En la biósfera de Montes Azules llovió en la madrugada, y al amanecer, los niños y mujeres tseltales caminan de un lado a otro, con sus pies desnudos entre las charcas y el lodo. Aquí no llegan médicos, enfermeros y tampoco medicinas, por lo que a los enfermos hay que sacarlos a cuesta en una jornada de 12 horas hacia el poblado más cercano, para luego recorrer en auto, seis horas más hacia la cabecera municipal de Ocosingo.
Solo fue hasta hace tres meses que los tseltales acortaron el tiempo de camino hacia San Quintín, ya que a principios del 2014, debían caminar dos días y dormir en la selva, para encontrar ayuda médica para los enfermos, algunos de ellos que fallecieron como el hijo de Quirino Gómez Hernández, y la tía de Antonio Álvarez Cruz, que al llegar al hospital más próximo era demasiado tarde.
“A nuestros enfermos se nos han muerto en el camino; eso es lo más triste”, rememora Álvarez Cruz, uno de los dirigentes de este lugar, que a más de dos décadas de la fundación del lugar, casi nada ha cambiado, excepto que ahora se redujo a un día la jornada para llegar al pueblo más cercano.
En la casa ejidal, los representantes de la comunidad, aseguran que durante varios años han solicitado médicos, enfermeras, equipo y medicinas, pero ninguna autoridad parece oírlos. Solo a principios del 2013, un médico trabajó unos meses, pero hace un año que no lo han vuelto a ver.
Son los promotores y auxiliares de salud, los encargados de atender a una población de 700 habitantes, la mayoría niños, muchos de ellos que al inicio de la temporada de calor o lluvias, enferman de diarrea, presenta afectaciones de las vías respiratorias y de la piel, pero no puede hacer mucho, ya que la medicina que han recibido de la Jurisdicción Sanitaria número IX, con sede en Ocosingo, ha caducado.

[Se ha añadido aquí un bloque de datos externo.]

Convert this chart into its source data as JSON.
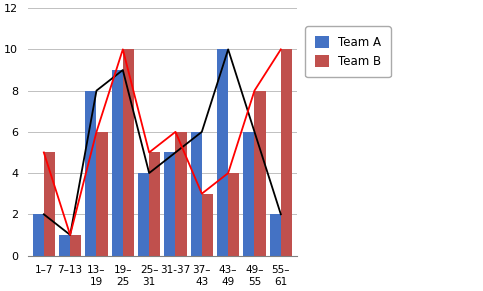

Afortunadamente hasta esta comunidad, no ha llegado la chikungunya, pero de presentarse algunos casos, en los estantes de la clínica, no hay ni una sola medicina.
Hace más de 20 años, los tseltales se abrieron paso entre la selva Lacandona a punta de machete, para asentarse en este lugar que llamaron Candelaria. Venían del ejido Rosario Pacaya, del municipio de Ocosingo. Para esos años, otros tseltales y tsotsiles fundaron los nuevos centros de población: Salvador Allende, San Gregorio, Pichucalco, Corozal, Guanal y Plan Guadalupe.
Solo hace unos meses atrás cesaron los intentos de desalojo por parte del Gobierno federal, aunque de vez en cuando se registran sobrevuelo de helicópteros, “para intimidarnos”, dice Benito Hernández González.
Desde hace 20 años, los tsotsiles y tseltales han vivido aislados, con la entrada de suministros cada mes, pero el principal problema que tienen es sacar a las mujeres embarazadas y enfermos, que deben ser trasladados con un mecapal, por un camino lodoso hasta Amador Hernández, puerta de entrada a la reserva y de ahí proseguir a San Quintín, a un día más de camino.
Dos años después del levantamiento armado del Ejército Zapatista de Liberación Nacional (EZLN), viajar de San Quintín a la cabecera municipal de Ocosingo, representaba otro día de camino, en una vía donde los camiones quedaban varados en los lodazales.
A dos décadas de la fundación de Candelaria, los tseltales deben sacar de la selva en bestias o a cuestas a las mujeres con embarazos complicados, a hombres heridos o con mordedura de víboras venenosa, como la nauyaca.
La vía aérea, es la más corta, un viaje que representa solo una hora de vuelo, hasta los hospitales de la mujer y el regional de Comitán, a cargo de la Jurisdicción Sanitaria número III, que a principios de los años 80 atendió a miles de refugiados guatemaltecos que llegaron con enfermedades varias, después de huir el Ejército por meses en la selva del Petén y El Quiché.